Nicht die hellste Kerze auf dem Kuchen

Im Bundestag sind die Redezeiten für die jeweiligen Fraktionen klar festgelegt. Undenkbar, daß Abgeordnete etwa stundenlang das Mikrophon blockieren, um damit auf Themen aufmerksam zu machen, die ihnen am Herzen liegen.

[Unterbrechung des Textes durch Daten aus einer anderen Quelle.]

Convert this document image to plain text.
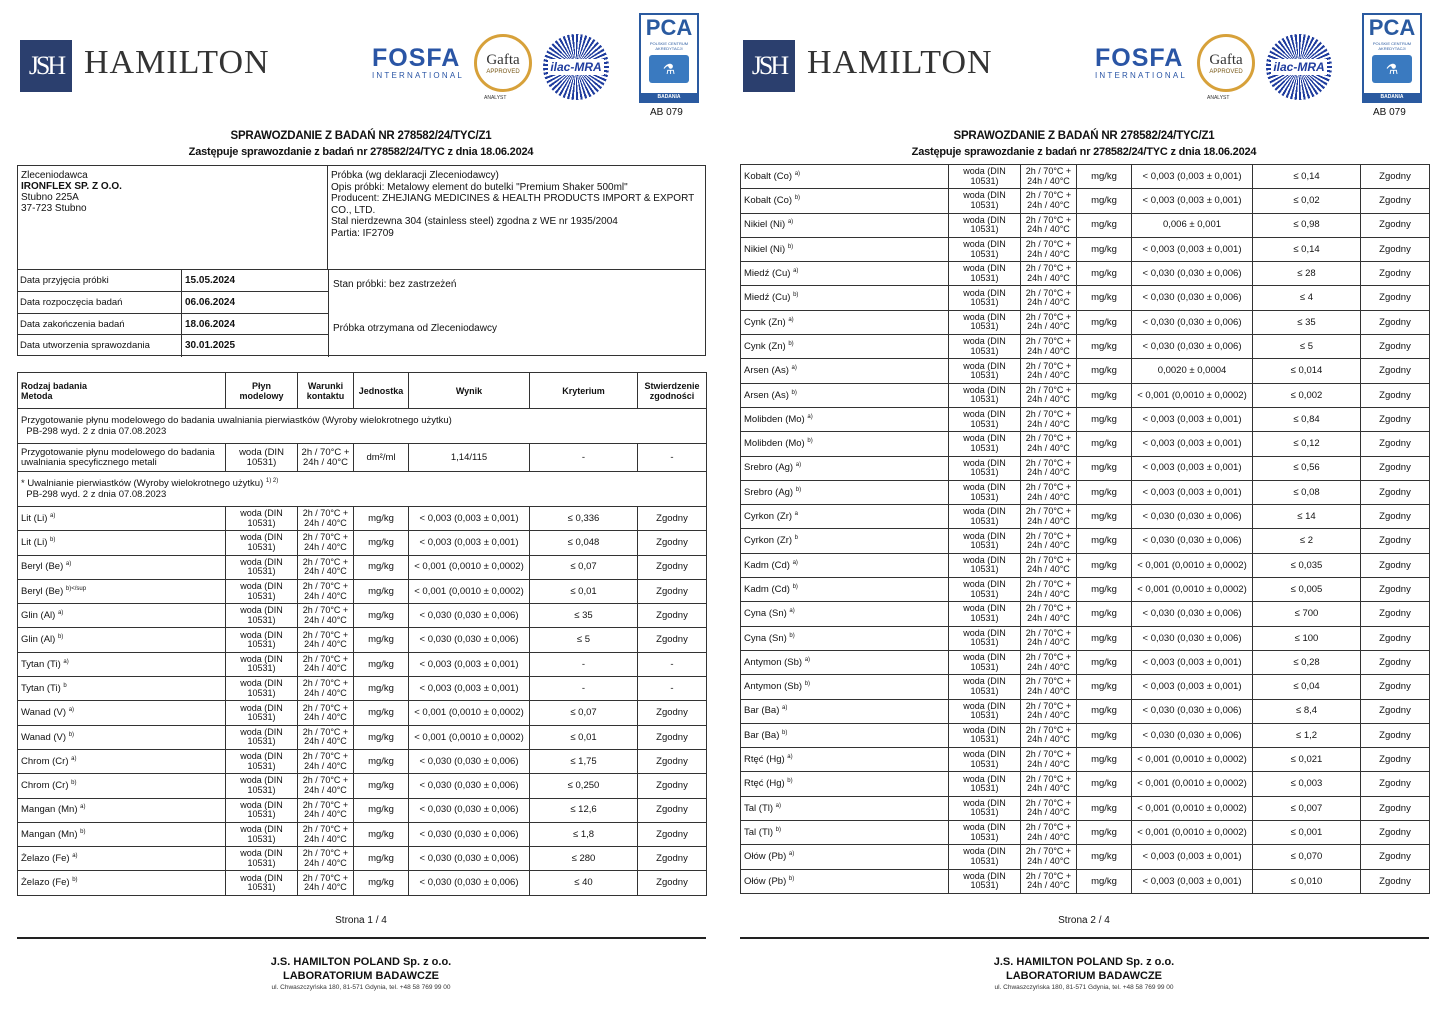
JSH HAMILTON	FOSFA
INTERNATIONAL
Gafta
APPROVED
ANALYST
ilac-MRA
PCA
POLSKIE CENTRUM AKREDYTACJI
⚗
BADANIA
AB 079
SPRAWOZDANIE Z BADAŃ NR 278582/24/TYC/Z1
Zastępuje sprawozdanie z badań nr 278582/24/TYC z dnia 18.06.2024
Zleceniodawca
IRONFLEX SP. Z O.O.
Stubno 225A
37-723 Stubno
Próbka (wg deklaracji Zleceniodawcy)
Opis próbki: Metalowy element do butelki "Premium Shaker 500ml"
Producent: ZHEJIANG MEDICINES & HEALTH PRODUCTS IMPORT & EXPORT CO., LTD.
Stal nierdzewna 304 (stainless steel) zgodna z WE nr 1935/2004
Partia: IF2709
Data przyjęcia próbki	15.05.2024
Data rozpoczęcia badań	06.06.2024
Data zakończenia badań	18.06.2024
Data utworzenia sprawozdania	30.01.2025
Stan próbki: bez zastrzeżeń
Próbka otrzymana od Zleceniodawcy
Rodzaj badania
Metoda	Płyn modelowy	Warunki kontaktu	Jednostka	Wynik	Kryterium	Stwierdzenie zgodności
Przygotowanie płynu modelowego do badania uwalniania pierwiastków (Wyroby wielokrotnego użytku)
PB-298 wyd. 2 z dnia 07.08.2023						
Przygotowanie płynu modelowego do badania uwalniania specyficznego metali	woda (DIN 10531)	2h / 70°C + 24h / 40°C	dm²/ml	1,14/115	-	-
* Uwalnianie pierwiastków (Wyroby wielokrotnego użytku) $^{1) 2)}$
PB-298 wyd. 2 z dnia 07.08.2023						
Lit (Li) $^{a)}$	woda (DIN 10531)	2h / 70°C + 24h / 40°C	mg/kg	< 0,003 (0,003 ± 0,001)	≤ 0,336	Zgodny
Lit (Li) $^{b)}$	woda (DIN 10531)	2h / 70°C + 24h / 40°C	mg/kg	< 0,003 (0,003 ± 0,001)	≤ 0,048	Zgodny
Beryl (Be) $^{a)}$	woda (DIN 10531)	2h / 70°C + 24h / 40°C	mg/kg	< 0,001 (0,0010 ± 0,0002)	≤ 0,07	Zgodny
Beryl (Be) $^{b)</sup}$	woda (DIN 10531)	2h / 70°C + 24h / 40°C	mg/kg	< 0,001 (0,0010 ± 0,0002)	≤ 0,01	Zgodny
Glin (Al) $^{a)}$	woda (DIN 10531)	2h / 70°C + 24h / 40°C	mg/kg	< 0,030 (0,030 ± 0,006)	≤ 35	Zgodny
Glin (Al) $^{b)}$	woda (DIN 10531)	2h / 70°C + 24h / 40°C	mg/kg	< 0,030 (0,030 ± 0,006)	≤ 5	Zgodny
Tytan (Ti) $^{a)}$	woda (DIN 10531)	2h / 70°C + 24h / 40°C	mg/kg	< 0,003 (0,003 ± 0,001)	-	-
Tytan (Ti) $^b$	woda (DIN 10531)	2h / 70°C + 24h / 40°C	mg/kg	< 0,003 (0,003 ± 0,001)	-	-
Wanad (V) $^{a)}$	woda (DIN 10531)	2h / 70°C + 24h / 40°C	mg/kg	< 0,001 (0,0010 ± 0,0002)	≤ 0,07	Zgodny
Wanad (V) $^{b)}$	woda (DIN 10531)	2h / 70°C + 24h / 40°C	mg/kg	< 0,001 (0,0010 ± 0,0002)	≤ 0,01	Zgodny
Chrom (Cr) $^{a)}$	woda (DIN 10531)	2h / 70°C + 24h / 40°C	mg/kg	< 0,030 (0,030 ± 0,006)	≤ 1,75	Zgodny
Chrom (Cr) $^{b)}$	woda (DIN 10531)	2h / 70°C + 24h / 40°C	mg/kg	< 0,030 (0,030 ± 0,006)	≤ 0,250	Zgodny
Mangan (Mn) $^{a)}$	woda (DIN 10531)	2h / 70°C + 24h / 40°C	mg/kg	< 0,030 (0,030 ± 0,006)	≤ 12,6	Zgodny
Mangan (Mn) $^{b)}$	woda (DIN 10531)	2h / 70°C + 24h / 40°C	mg/kg	< 0,030 (0,030 ± 0,006)	≤ 1,8	Zgodny
Żelazo (Fe) $^{a)}$	woda (DIN 10531)	2h / 70°C + 24h / 40°C	mg/kg	< 0,030 (0,030 ± 0,006)	≤ 280	Zgodny
Żelazo (Fe) $^{b)}$	woda (DIN 10531)	2h / 70°C + 24h / 40°C	mg/kg	< 0,030 (0,030 ± 0,006)	≤ 40	Zgodny
Strona 1 / 4
J.S. HAMILTON POLAND Sp. z o.o.
LABORATORIUM BADAWCZE
ul. Chwaszczyńska 180, 81-571 Gdynia, tel. +48 58 769 99 00
JSH HAMILTON	FOSFA
INTERNATIONAL
Gafta
APPROVED
ANALYST
ilac-MRA
PCA
POLSKIE CENTRUM AKREDYTACJI
⚗
BADANIA
AB 079
SPRAWOZDANIE Z BADAŃ NR 278582/24/TYC/Z1
Zastępuje sprawozdanie z badań nr 278582/24/TYC z dnia 18.06.2024
Kobalt (Co) $^{a)}$	woda (DIN 10531)	2h / 70°C + 24h / 40°C	mg/kg	< 0,003 (0,003 ± 0,001)	≤ 0,14	Zgodny
Kobalt (Co) $^{b)}$	woda (DIN 10531)	2h / 70°C + 24h / 40°C	mg/kg	< 0,003 (0,003 ± 0,001)	≤ 0,02	Zgodny
Nikiel (Ni) $^{a)}$	woda (DIN 10531)	2h / 70°C + 24h / 40°C	mg/kg	0,006 ± 0,001	≤ 0,98	Zgodny
Nikiel (Ni) $^{b)}$	woda (DIN 10531)	2h / 70°C + 24h / 40°C	mg/kg	< 0,003 (0,003 ± 0,001)	≤ 0,14	Zgodny
Miedź (Cu) $^{a)}$	woda (DIN 10531)	2h / 70°C + 24h / 40°C	mg/kg	< 0,030 (0,030 ± 0,006)	≤ 28	Zgodny
Miedź (Cu) $^{b)}$	woda (DIN 10531)	2h / 70°C + 24h / 40°C	mg/kg	< 0,030 (0,030 ± 0,006)	≤ 4	Zgodny
Cynk (Zn) $^{a)}$	woda (DIN 10531)	2h / 70°C + 24h / 40°C	mg/kg	< 0,030 (0,030 ± 0,006)	≤ 35	Zgodny
Cynk (Zn) $^{b)}$	woda (DIN 10531)	2h / 70°C + 24h / 40°C	mg/kg	< 0,030 (0,030 ± 0,006)	≤ 5	Zgodny
Arsen (As) $^{a)}$	woda (DIN 10531)	2h / 70°C + 24h / 40°C	mg/kg	0,0020 ± 0,0004	≤ 0,014	Zgodny
Arsen (As) $^{b)}$	woda (DIN 10531)	2h / 70°C + 24h / 40°C	mg/kg	< 0,001 (0,0010 ± 0,0002)	≤ 0,002	Zgodny
Molibden (Mo) $^{a)}$	woda (DIN 10531)	2h / 70°C + 24h / 40°C	mg/kg	< 0,003 (0,003 ± 0,001)	≤ 0,84	Zgodny
Molibden (Mo) $^{b)}$	woda (DIN 10531)	2h / 70°C + 24h / 40°C	mg/kg	< 0,003 (0,003 ± 0,001)	≤ 0,12	Zgodny
Srebro (Ag) $^{a)}$	woda (DIN 10531)	2h / 70°C + 24h / 40°C	mg/kg	< 0,003 (0,003 ± 0,001)	≤ 0,56	Zgodny
Srebro (Ag) $^{b)}$	woda (DIN 10531)	2h / 70°C + 24h / 40°C	mg/kg	< 0,003 (0,003 ± 0,001)	≤ 0,08	Zgodny
Cyrkon (Zr) $^a$	woda (DIN 10531)	2h / 70°C + 24h / 40°C	mg/kg	< 0,030 (0,030 ± 0,006)	≤ 14	Zgodny
Cyrkon (Zr) $^b$	woda (DIN 10531)	2h / 70°C + 24h / 40°C	mg/kg	< 0,030 (0,030 ± 0,006)	≤ 2	Zgodny
Kadm (Cd) $^{a)}$	woda (DIN 10531)	2h / 70°C + 24h / 40°C	mg/kg	< 0,001 (0,0010 ± 0,0002)	≤ 0,035	Zgodny
Kadm (Cd) $^{b)}$	woda (DIN 10531)	2h / 70°C + 24h / 40°C	mg/kg	< 0,001 (0,0010 ± 0,0002)	≤ 0,005	Zgodny
Cyna (Sn) $^{a)}$	woda (DIN 10531)	2h / 70°C + 24h / 40°C	mg/kg	< 0,030 (0,030 ± 0,006)	≤ 700	Zgodny
Cyna (Sn) $^{b)}$	woda (DIN 10531)	2h / 70°C + 24h / 40°C	mg/kg	< 0,030 (0,030 ± 0,006)	≤ 100	Zgodny
Antymon (Sb) $^{a)}$	woda (DIN 10531)	2h / 70°C + 24h / 40°C	mg/kg	< 0,003 (0,003 ± 0,001)	≤ 0,28	Zgodny
Antymon (Sb) $^{b)}$	woda (DIN 10531)	2h / 70°C + 24h / 40°C	mg/kg	< 0,003 (0,003 ± 0,001)	≤ 0,04	Zgodny
Bar (Ba) $^{a)}$	woda (DIN 10531)	2h / 70°C + 24h / 40°C	mg/kg	< 0,030 (0,030 ± 0,006)	≤ 8,4	Zgodny
Bar (Ba) $^{b)}$	woda (DIN 10531)	2h / 70°C + 24h / 40°C	mg/kg	< 0,030 (0,030 ± 0,006)	≤ 1,2	Zgodny
Rtęć (Hg) $^{a)}$	woda (DIN 10531)	2h / 70°C + 24h / 40°C	mg/kg	< 0,001 (0,0010 ± 0,0002)	≤ 0,021	Zgodny
Rtęć (Hg) $^{b)}$	woda (DIN 10531)	2h / 70°C + 24h / 40°C	mg/kg	< 0,001 (0,0010 ± 0,0002)	≤ 0,003	Zgodny
Tal (Tl) $^{a)}$	woda (DIN 10531)	2h / 70°C + 24h / 40°C	mg/kg	< 0,001 (0,0010 ± 0,0002)	≤ 0,007	Zgodny
Tal (Tl) $^{b)}$	woda (DIN 10531)	2h / 70°C + 24h / 40°C	mg/kg	< 0,001 (0,0010 ± 0,0002)	≤ 0,001	Zgodny
Ołów (Pb) $^{a)}$	woda (DIN 10531)	2h / 70°C + 24h / 40°C	mg/kg	< 0,003 (0,003 ± 0,001)	≤ 0,070	Zgodny
Ołów (Pb) $^{b)}$	woda (DIN 10531)	2h / 70°C + 24h / 40°C	mg/kg	< 0,003 (0,003 ± 0,001)	≤ 0,010	Zgodny
Strona 2 / 4
J.S. HAMILTON POLAND Sp. z o.o.
LABORATORIUM BADAWCZE
ul. Chwaszczyńska 180, 81-571 Gdynia, tel. +48 58 769 99 00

In Amerika hingegen gibt es den Brauch des Filibusters. Dabei lesen Politiker auch bisweilen schon mal aus dem Telefonbuch vor. Wichtig ist nur, Zeit von der Uhr zu reden, um so die Beschlußfassung über ein bestimmtes Gesetz hinauszuzögern.

Protest gegen Trump

Etwas anders lag der Fall am vergangenen Mittwoch bei der früheren Sprecherin des Repräsentantenhauses und jetzigen demokratischen Minderheitenführerin Nancy Pelosi. Sie redete acht Stunden, um damit auf die ihrer Meinung nach harte Haltung der Trump-Administration gegenüber illegalen Einwanderern und deren Kindern aufmerksam zu machen, sowie ein Gesetz zu fordern, das deren Aufenthalt legalisiert.

Aber ähnlich wie beim echten Filibuster führt stundenlanges Reden eben nicht selten dazu, daß einem die ein oder andere dumme Äußerung über die Lippen kommt. So geschehen auch bei der Acht-Stunden-Plauderveranstaltung der mittlerweile 77 Jahre alten Kalifornierin.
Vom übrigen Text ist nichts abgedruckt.